Точно в тумане прошагал мимо магазина. К запертой двери выстроилась молчаливая очередь. Егор скользнул взглядом по лицам, даже не попытавшись найти знакомых.
– Обещали масло выбросить, – сказал рябой. – Моя вчера со склада отоварилась.
Оглянулся толстый, ополовинил у него семечки из ладони.
Егору казалось, что ведут к горсовету, но площадь осталась в стороне. Поплутав по улицам, вышли к серому зданию с колоннами. На фасаде виднелись сбитые не до конца буквы: «…прав…ение… оз…» Конец надписи закрывал зейденский флаг.
Покосившись на белые повязки, часовой пропустил внутрь.
Толстый с Герой ушли, оставив арестованного под дверью кабинета. Рябой толкнул Егора на стул и сам уселся на соседний. Теперь, чтобы добраться до выхода, пришлось бы бежать мимо конвоира. А на крыльце солдат… Егор посмотрел направо. В конце коридора окно с частым переплетом, такое с одного удара не высадишь. Женщина – или девочка, против света не разглядеть, – мыла пол, шумно передвигая ведро. Влажные доски пахли затхлой водой и махоркой. Противно, даже подташнивало. И мысли ворочались такие же гадкие: как глупо вышло… Где мама?.. Откуда им известно про папу?.. Семьи комсостава, писали в газетах, что в Балессе… Его что же, расстреляют?!. Хоть бы Юрка не сунулся в город… Обидно, ничего толком сделать не успел… Приказ отцовский и тот не выполнил, если бы не Грин…
Из одного кабинета в другой прошел офицер. Послышались неразборчиво голоса. Дверь, рядом с которой сидел Егор, тоже несколько раз открывалась и закрывалась.
Апатия не отпускала, хуже того, начало клонить в сон. Расплывались очертания предметов. Звуки доносились глухо, точно из-под воды. «Это нервное», – подумал Егор и тряхнул головой. Натянулся шнурок, зацепившись за ворот, скользнула по груди бирка – нет, каменный полумесяц, бирку он отдал Юрке. Это хорошо, вдруг бы отобрали, а так останется на память… Стоп! Если нет бирки с фамилией, то как узнают, что он действительно сын подполковника? Сонливость как рукой сняло, Егор лихорадочно соображал: документы и фотографии сгорели вместе с домом. Соседи? Да где они теперь, после пожара! А вот кто живет через дорогу? Замшелый дедок, он умер вскоре после их переезда, наследники объявлялись редко. Шумная семья, но их больше занимали собственные склоки. Какие-то старики – выходила сгорбленная бабушка с клюкой. Она и корову под носом не разглядит. И вообще, Егор чаще болтался в лесу, чем возле дома. В интернате никого. Получается, опознавать его – некому! Так, нужно быстренько придумать ложь, объясняющую рубец на спине и незнание того, что происходит в городе. Он сможет, выберется отсюда. Найдет партизан… Сердце на мгновение остановилось и снова застучало – часто-часто. А вдруг ими командует отец? Не успел уйти за линию фронта. Тогда понятно, почему их дом назвали «бандитским».
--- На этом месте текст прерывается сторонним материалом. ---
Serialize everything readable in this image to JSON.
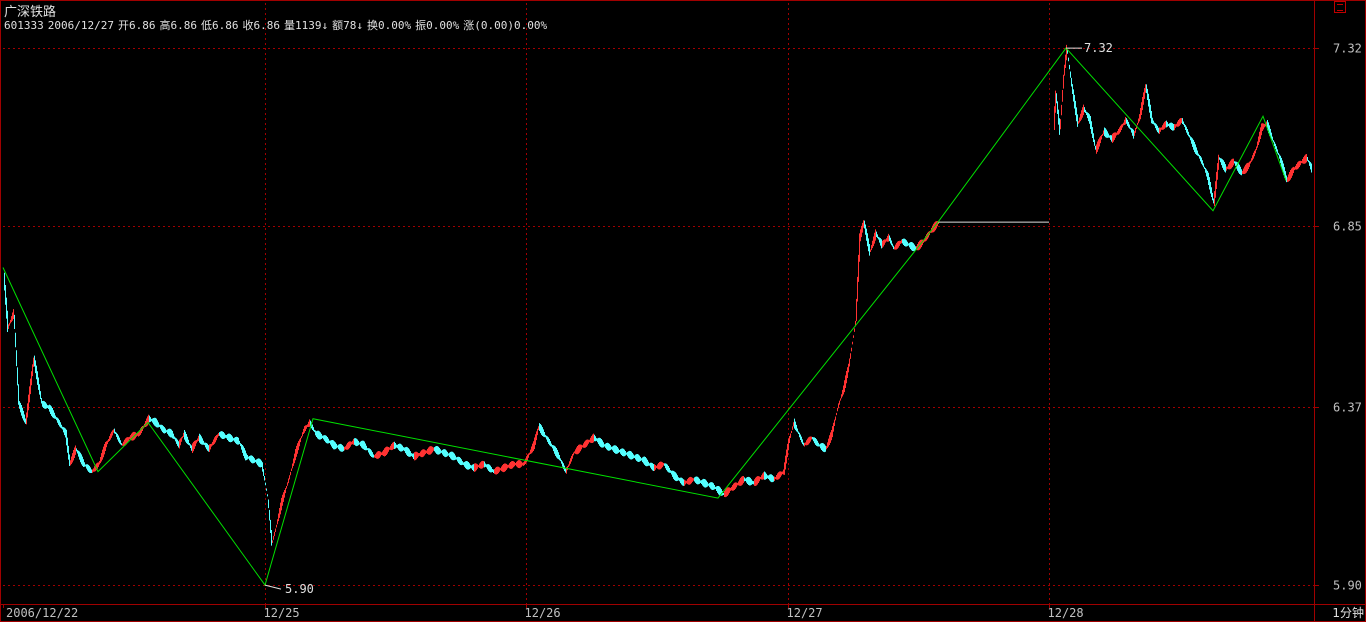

Егор не заметил, как появился патрульный. Гера ухватил за футболку и вздернул на ноги. Толкнул в открытую дверь.
Приемная. На столе – печатная машинка. На стене плакат с графиком, выхватил мельком: «…прирост урожая». Едва не споткнулся о высокий порог. Яркий свет из незашторенного окна ослепил, и Егор сощурился, чтобы разглядеть лычки на погонах офицера. Гран-обгер, если пересчитать, то майор. Сбоку, у шкафа, застыли толстый и Гера. За маленьким столиком пристроилась пожилая женщина в темном платье.
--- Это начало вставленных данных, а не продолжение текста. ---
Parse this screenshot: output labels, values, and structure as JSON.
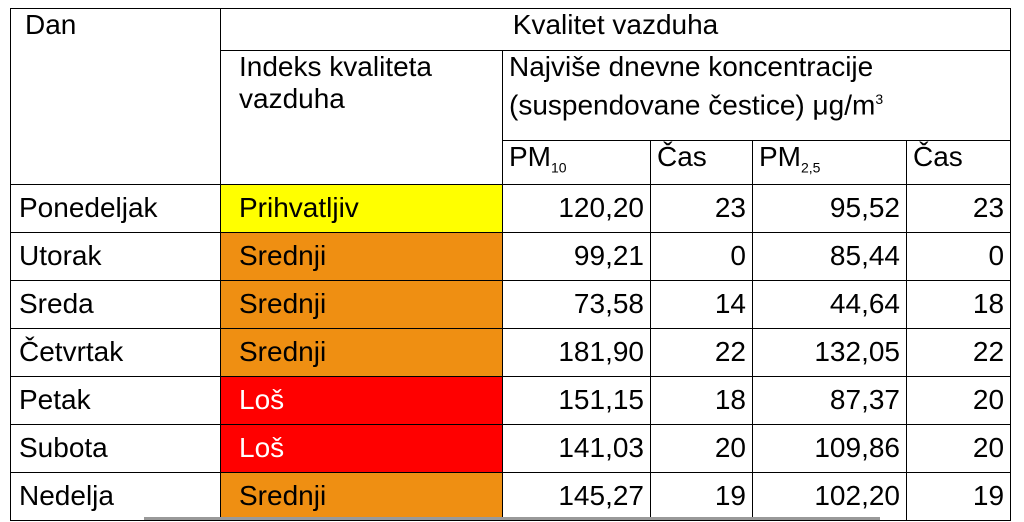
{
  "header": {
    "day": "Dan",
    "group": "Kvalitet vazduha",
    "index": "Indeks kvaliteta vazduha",
    "concentration": {
      "text": "Najviše dnevne koncentracije (suspendovane čestice) μg/m",
      "sup": "3"
    },
    "columns": [
      {
        "text": "PM",
        "sub": "10"
      },
      {
        "text": "Čas"
      },
      {
        "text": "PM",
        "sub": "2,5"
      },
      {
        "text": "Čas"
      }
    ]
  },
  "table": {
    "rows": [
      {
        "day": "Ponedeljak",
        "index": "Prihvatljiv",
        "color": "#ffff00",
        "text_color": "#000000",
        "cells": [
          "120,20",
          "23",
          "95,52",
          "23"
        ]
      },
      {
        "day": "Utorak",
        "index": "Srednji",
        "color": "#ef8f12",
        "text_color": "#000000",
        "cells": [
          "99,21",
          "0",
          "85,44",
          "0"
        ]
      },
      {
        "day": "Sreda",
        "index": "Srednji",
        "color": "#ef8f12",
        "text_color": "#000000",
        "cells": [
          "73,58",
          "14",
          "44,64",
          "18"
        ]
      },
      {
        "day": "Četvrtak",
        "index": "Srednji",
        "color": "#ef8f12",
        "text_color": "#000000",
        "cells": [
          "181,90",
          "22",
          "132,05",
          "22"
        ]
      },
      {
        "day": "Petak",
        "index": "Loš",
        "color": "#ff0000",
        "text_color": "#ffffff",
        "cells": [
          "151,15",
          "18",
          "87,37",
          "20"
        ]
      },
      {
        "day": "Subota",
        "index": "Loš",
        "color": "#ff0000",
        "text_color": "#ffffff",
        "cells": [
          "141,03",
          "20",
          "109,86",
          "20"
        ]
      },
      {
        "day": "Nedelja",
        "index": "Srednji",
        "color": "#ef8f12",
        "text_color": "#000000",
        "cells": [
          "145,27",
          "19",
          "102,20",
          "19"
        ]
      }
    ]
  }
}
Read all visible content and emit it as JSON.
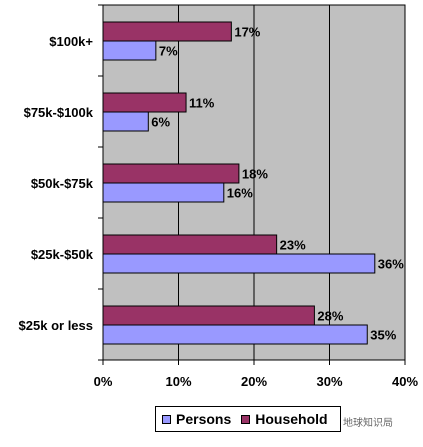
{
  "chart_data": {
    "type": "bar",
    "orientation": "horizontal",
    "categories": [
      "$100k+",
      "$75k-$100k",
      "$50k-$75k",
      "$25k-$50k",
      "$25k or less"
    ],
    "series": [
      {
        "name": "Household",
        "values": [
          17,
          11,
          18,
          23,
          28
        ],
        "labels": [
          "17%",
          "11%",
          "18%",
          "23%",
          "28%"
        ],
        "color": "#993366"
      },
      {
        "name": "Persons",
        "values": [
          7,
          6,
          16,
          36,
          35
        ],
        "labels": [
          "7%",
          "6%",
          "16%",
          "36%",
          "35%"
        ],
        "color": "#9999ff"
      }
    ],
    "xlim": [
      0,
      40
    ],
    "xticks": [
      0,
      10,
      20,
      30,
      40
    ],
    "xtick_labels": [
      "0%",
      "10%",
      "20%",
      "30%",
      "40%"
    ],
    "grid": true,
    "plot_background": "#c0c0c0",
    "legend_position": "bottom",
    "legend": [
      {
        "label": "Persons",
        "color": "#9999ff"
      },
      {
        "label": "Household",
        "color": "#993366"
      }
    ]
  },
  "watermark": "地球知识局"
}
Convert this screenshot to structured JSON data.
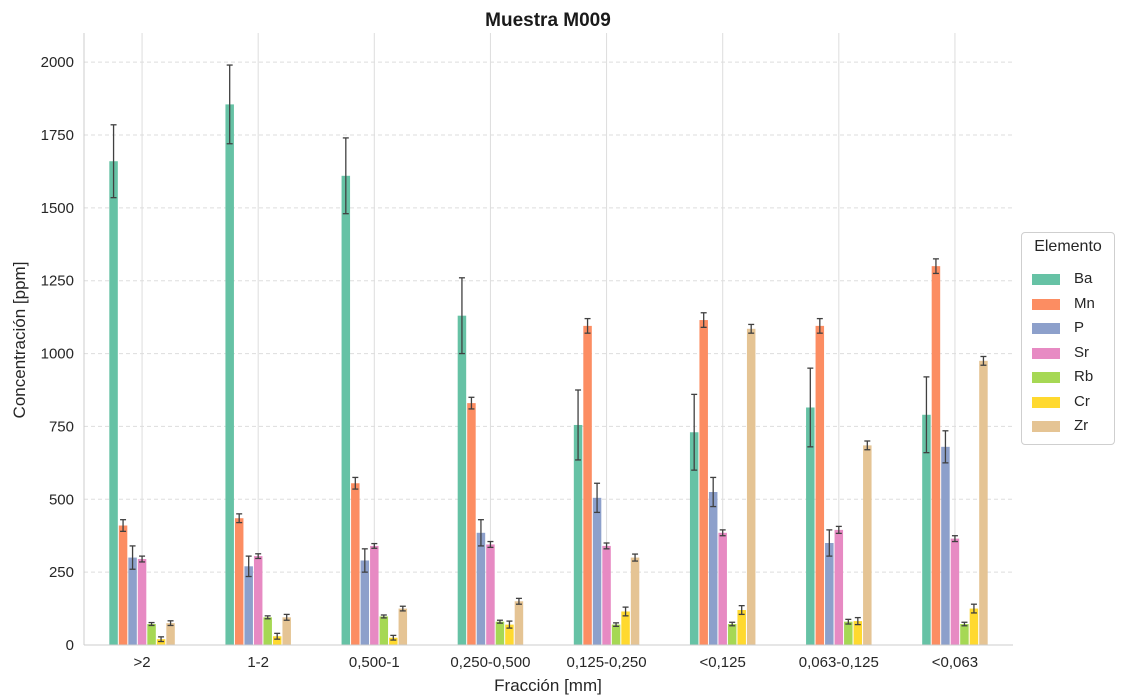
{
  "chart_data": {
    "type": "bar",
    "title": "Muestra M009",
    "xlabel": "Fracción [mm]",
    "ylabel": "Concentración [ppm]",
    "ylim": [
      0,
      2100
    ],
    "yticks": [
      0,
      250,
      500,
      750,
      1000,
      1250,
      1500,
      1750,
      2000
    ],
    "grid": true,
    "legend_title": "Elemento",
    "legend_position": "right",
    "categories": [
      ">2",
      "1-2",
      "0,500-1",
      "0,250-0,500",
      "0,125-0,250",
      "<0,125",
      "0,063-0,125",
      "<0,063"
    ],
    "series": [
      {
        "name": "Ba",
        "color": "#66c2a5",
        "values": [
          1660,
          1855,
          1610,
          1130,
          755,
          730,
          815,
          790
        ],
        "errors": [
          125,
          135,
          130,
          130,
          120,
          130,
          135,
          130
        ]
      },
      {
        "name": "Mn",
        "color": "#fc8d62",
        "values": [
          410,
          435,
          555,
          830,
          1095,
          1115,
          1095,
          1300
        ],
        "errors": [
          20,
          15,
          20,
          20,
          25,
          25,
          25,
          25
        ]
      },
      {
        "name": "P",
        "color": "#8da0cb",
        "values": [
          300,
          270,
          290,
          385,
          505,
          525,
          350,
          680
        ],
        "errors": [
          40,
          35,
          40,
          45,
          50,
          50,
          45,
          55
        ]
      },
      {
        "name": "Sr",
        "color": "#e78ac3",
        "values": [
          295,
          305,
          340,
          345,
          340,
          385,
          395,
          365
        ],
        "errors": [
          10,
          8,
          8,
          10,
          10,
          10,
          12,
          10
        ]
      },
      {
        "name": "Rb",
        "color": "#a6d854",
        "values": [
          72,
          95,
          98,
          80,
          70,
          72,
          80,
          72
        ],
        "errors": [
          5,
          5,
          5,
          5,
          6,
          6,
          8,
          6
        ]
      },
      {
        "name": "Cr",
        "color": "#ffd92f",
        "values": [
          20,
          30,
          25,
          70,
          115,
          120,
          82,
          125
        ],
        "errors": [
          8,
          10,
          8,
          12,
          15,
          15,
          12,
          15
        ]
      },
      {
        "name": "Zr",
        "color": "#e5c494",
        "values": [
          75,
          95,
          125,
          150,
          300,
          1085,
          685,
          975
        ],
        "errors": [
          8,
          10,
          8,
          10,
          12,
          15,
          15,
          15
        ]
      }
    ]
  }
}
– Ном? Фамери? – спросил гран-обгер.
Егор понял, но дождался, когда женщина перевела:
– Имя? Фамилия?
– Сержик Ладанавель.
Новый вопрос, сначала на зейденском, потом на пшелесском:
– Ты местный?
Скажешь «да», велят назвать адрес и проверят. Егор мотнул головой:
– Нет, я из Лучевска.
– Как оказался тут?
– Приехал крепость посмотреть, ну, перед самой войной. Пошел, а там стрелять начали. Меня зацепило. Не сильно, смог до шоссе добраться. Деревенские подобрали. Как подлечили, я в город подался, думал, попутку какую до Лучевска найду. Гляжу, пожар был, и нет никого. Зашел. Отыскал бы чего, на базар снес. Продать, еды купить.
– Куда был ранен?
– Под лопатку.
Гера дернул его к себе и задрал футболку, вытянув ткань из-под связанных рук.